This is a study of Christian Zionism and the ways that religion and politics converge in American evangelicals' love and support for Israel and the Jewish people. Because of evangelicals' influence on the Middle East policies of George W. Bush, this is a topic of immense current importance. It bears on some of the most difficult and dangerous global issues - not only the Israeli/Palestinian conflict, but also the relationship between the West and the Islamic world. Christian Zionism is often said to stem from the belief that the Jews must return to their ancestral home in the Holy Land as a precondition for Christ's return. Observers also point to the evangelicals' frequent citation of Genesis 12:3, in which God promises that He will bless those who bless Abraham and his descendants, and curse those who curse them. Spector shows, however, that conservative Christians' motives for supporting the Jewish state are much more complex and diverse than previous studies have noted.

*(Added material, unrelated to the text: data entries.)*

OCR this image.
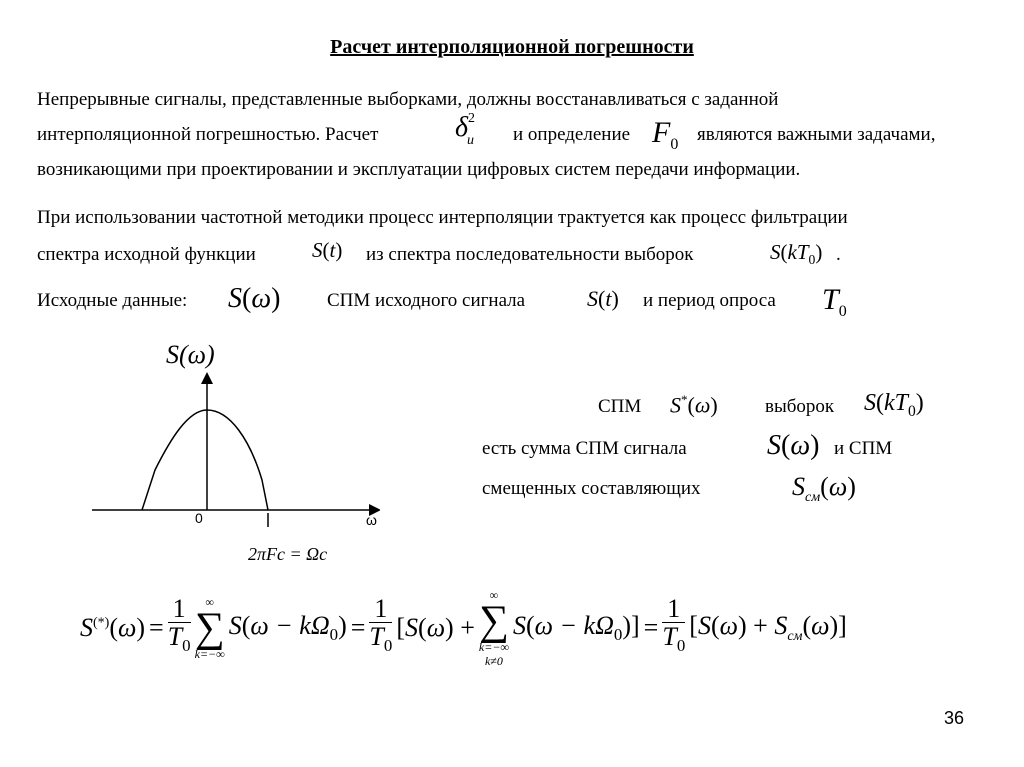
Расчет интерполяционной погрешности
Непрерывные сигналы, представленные выборками, должны восстанавливаться с заданной
интерполяционной погрешностью. Расчет	$\delta^2_и$	и определение $F_0$ являются важными задачами,
возникающими при проектировании и эксплуатации цифровых систем передачи информации.
При использовании частотной методики процесс интерполяции трактуется как процесс фильтрации
спектра исходной функции	S(t) из спектра последовательности выборок	$S(kT_0)$ .
Исходные данные: S(ω) СПМ исходного сигнала	S(t) и период опроса $T_0$
S(ω)
0	ω
2πFc = Ωc
СПМ S*(ω) выборок $S(kT_0)$
есть сумма СПМ сигнала	S(ω) и СПМ
смещенных составляющих	$S_{см}(\omega)$
$S^{(*)}(\omega) = \frac{1}{T_0}$	∞
∑
k=−∞
$S(\omega - k\Omega_0) = \frac{1}{T_0} [S(\omega)$ +
∞
∑
k=−∞
k≠0
$S(\omega - k\Omega_0)] = \frac{1}{T_0} [S(\omega) + S_{см}(\omega)]$
36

Among these motives are gratitude to the Jews for contributing the theological foundations of Christianity, and for being the source of the prophets and Jesus; remorse for the Church's history of anti-Semitism; and fear that God will judge the nations at the end of time on the basis of how they treated the Jewish people. Moreover, Israel is for evangelicals God's prophetic clock, irrefutable proof that prophecy is true and is coming to pass in our lifetime. Some are also motivated by theologically based enmity towards Islam, seeing Arabs and other Muslims as Satan's agents in disrupting God's plan for the salvation of all humankind. Spector draws on information from Christian Zionist websites and publications, journalistic and academic sources, and a hundred original interviews. He has spoken with evangelicals in Jerusalem and across the U.S., and with Israeli and American officials, including current and former White House advisers. He has also talked with people who studied the Bible with Bush in Midland, Texas.
Spector's conclusions will correct much speculation about the president's personal faith, and about evangelical influence on American policy in the Middle East, all the while providing the fullest and most nuanced account of the theology behind Christian Zionism to date.